Il governatore della Florida, Ron DeSantis, ha firmato mercoledì l'ordine di esecuzione di Curtis Wilkie Beasley, 77 anni, condannato a morte per aver ucciso a colpi di martello una donna di 62 anni nel 1995.
Beasley è previsto ricevere un'iniezione letale il prossimo 29 settembre nella Prigione Statale della Florida, secondo quanto riportato da CBS Miami.
Si tratta della sedicesima ordinanza di esecuzione firmata in Florida nel corso del 2026, in un contesto di un ritmo di applicazione della pena di morte che si è intensificato sotto l'amministrazione di DeSantis.
La vittima, Carolyn Monfort, di 62 anni e residente a Dundee, è stata trovata morta da suo figlio il 24 agosto 1995 nella lavanderia della sua abitazione.
La donna presentava gravi ferite alla testa e al volto, oltre a lesioni difensive su braccia e mani. Accanto al corpo è stata trovata la testa di un martello, staccata dal manico e avvolta in due panni da cucina.
Beasley conosceva la famiglia e alloggiava nella casa di Monfort mentre eseguiva lavori di pittura e lavaggio a pressione in un complesso di appartamenti di proprietà del genero della vittima.
Dopo l'omicidio scomparvero l'automobile di Monfort e 800 dollari in contante che un nuovo inquilino aveva consegnato come deposito per l'affitto.
Gli investigatori hanno trovato sotto un letto della camera degli ospiti vari indumenti, tra cui una camicia macchiata di sangue. Le analisi del DNA hanno determinato che apparteneva a Monfort.
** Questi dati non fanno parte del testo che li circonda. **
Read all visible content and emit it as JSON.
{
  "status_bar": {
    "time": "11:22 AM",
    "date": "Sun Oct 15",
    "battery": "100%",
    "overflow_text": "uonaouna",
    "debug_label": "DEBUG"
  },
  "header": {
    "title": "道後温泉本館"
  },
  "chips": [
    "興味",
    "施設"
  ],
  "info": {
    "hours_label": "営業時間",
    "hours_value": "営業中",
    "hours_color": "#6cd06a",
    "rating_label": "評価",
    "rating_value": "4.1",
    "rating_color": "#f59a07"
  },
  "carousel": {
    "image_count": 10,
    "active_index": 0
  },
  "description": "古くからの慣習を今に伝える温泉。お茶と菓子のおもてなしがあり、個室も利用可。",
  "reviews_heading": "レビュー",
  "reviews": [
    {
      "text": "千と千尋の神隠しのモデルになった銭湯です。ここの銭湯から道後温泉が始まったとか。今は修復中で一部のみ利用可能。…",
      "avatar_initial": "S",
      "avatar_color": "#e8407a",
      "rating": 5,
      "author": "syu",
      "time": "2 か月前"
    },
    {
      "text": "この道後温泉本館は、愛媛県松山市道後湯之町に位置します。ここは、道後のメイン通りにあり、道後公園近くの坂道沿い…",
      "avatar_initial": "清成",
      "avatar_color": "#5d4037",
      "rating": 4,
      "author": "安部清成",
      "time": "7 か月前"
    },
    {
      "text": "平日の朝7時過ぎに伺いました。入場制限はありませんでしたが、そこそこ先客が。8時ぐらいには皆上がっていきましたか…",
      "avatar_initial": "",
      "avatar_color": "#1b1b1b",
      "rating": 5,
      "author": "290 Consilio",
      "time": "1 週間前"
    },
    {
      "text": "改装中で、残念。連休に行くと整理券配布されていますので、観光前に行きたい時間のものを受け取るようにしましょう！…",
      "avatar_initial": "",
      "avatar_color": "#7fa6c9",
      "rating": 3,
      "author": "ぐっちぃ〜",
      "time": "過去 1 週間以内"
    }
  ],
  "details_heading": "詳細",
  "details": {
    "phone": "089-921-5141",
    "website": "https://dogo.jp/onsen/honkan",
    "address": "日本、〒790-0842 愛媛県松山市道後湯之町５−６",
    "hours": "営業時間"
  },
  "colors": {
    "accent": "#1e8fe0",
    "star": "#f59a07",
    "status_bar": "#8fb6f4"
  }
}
Beasley è stato rintracciato e arrestato cinque mesi dopo in un hotel dell'Alabama.
Nel febbraio del 1998 è stato dichiarato colpevole di omicidio di primo grado, rapina e furto aggravato. La giuria ha raccomandato la pena di morte con 10 voti favorevoli contro 2.
La Corte Suprema della Florida ha successivamente confermato la condanna e la sentenza.
Beasley, tuttavia, ha mantenuto la sua innocenza. «Non ho ucciso Carolyn Monfort. Non le ho rubato l'auto né il denaro», ha dichiarato durante l'udienza di condanna nel 1998, come riportato allora dal Lakeland Ledger.
La Florida mantiene il suo accelerato ritmo di esecuzioni
La nuova ordinanza arriva dopo che la Florida ha eseguito 19 condannati nel 2025, il numero più alto registrato dallo stato da quando la pena capitale è stata ripristinata negli Stati Uniti nel 1976.
In questo inizio del 2026, 13 detenuti sono già stati giustiziati in Florida, mentre altre esecuzioni rimangono programmate.
In luglio, lo stato ha eseguito due condanne lo stesso giorno, un evento che non si verificava dal 1964.
La Conferenza dei Vescovi Cattolici della Florida ha ribadito i suoi appelli a DeSantis affinché sospenda le esecuzioni e sostituisca la pena di morte con l'ergastolo.
«Punire con l'ergastolo non minimizza l'atrocità del crimine. Anzi, riconosce con riverenza che Dio è l'autore della vita e riserva a lui il potere di togliere la vita umana», ha dichiarato mercoledì Michael Sheedy, direttore esecutivo dell'organizzazione, chiedendo clemenza in un altro dei casi pendenti.
DeSantis ha difeso pubblicamente l'applicazione della pena di morte come un modo per fare giustizia alle famiglie delle vittime.
«Non so se "chiusura" sia la parola giusta, perché probabilmente non si raggiungerà mai una chiusura totale. Ma almeno sapere che è stata fatta giustizia è qualcosa di molto importante per molte persone», ha affermato il governatore il mese scorso di fronte all'Associazione degli Sceriffi della Florida.